We probably had a more open and frank discussion of the religion and politics of the region than we could have in Tibet proper. We then stopped in the old town of Shangri La, much of which was destroyed in a fire last year. We saw the reconstruction of the new old town and to visited a smaller temple that has the largest prayer wheel in the world.
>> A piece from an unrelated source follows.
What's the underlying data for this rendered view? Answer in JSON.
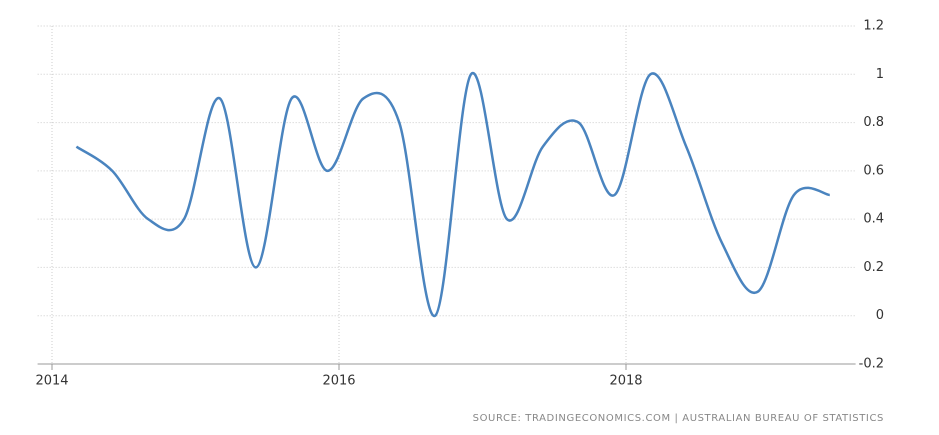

In the afternoon, we visited Potatso National Park. By our standards, this is a tiny little park, but the idea of preserving the wilderness is fairly new in China. The park is only accessible by bus, and the stops include two very pretty alpine lakes. You can either walk the shoreline on a boardwalk or take a boat down the length of the lake. For someone who grew up at the foot of the Sierra Nevada, this was not stunning, but in the context of the modern China, it was pretty special. The bus also stops for a few moments at a place that overlooks a high altitude meadow that is the summer pasturage of the nomadic yak herders. It looked for all the world like Wyoming. All of the other passengers on the bus were domestic Chinese tourists; they had obviously never seen any place like this and were in awe of the natural beauty. And it seems the park is doing a very good job of trying to protect the environment by keeping everyone on the paths. There is even a bit of lip service to the Tibetans, the buses circle the park clockwise, which is the correct way to circle anything (temple, parks, mountains) in Tibet.

Overall impression of Shangri La. Not for everyone. The altitude is challenging, and this is not on the way to anywhere, except maybe Tibet proper.

We are blessed with great natural beauty in our country, and this is a long way to go to see mountains and lakes. But it is special, and the impression will remain with me for a long time. If you, like I, travel to see just how different the world can be, then this might just be a place to consider.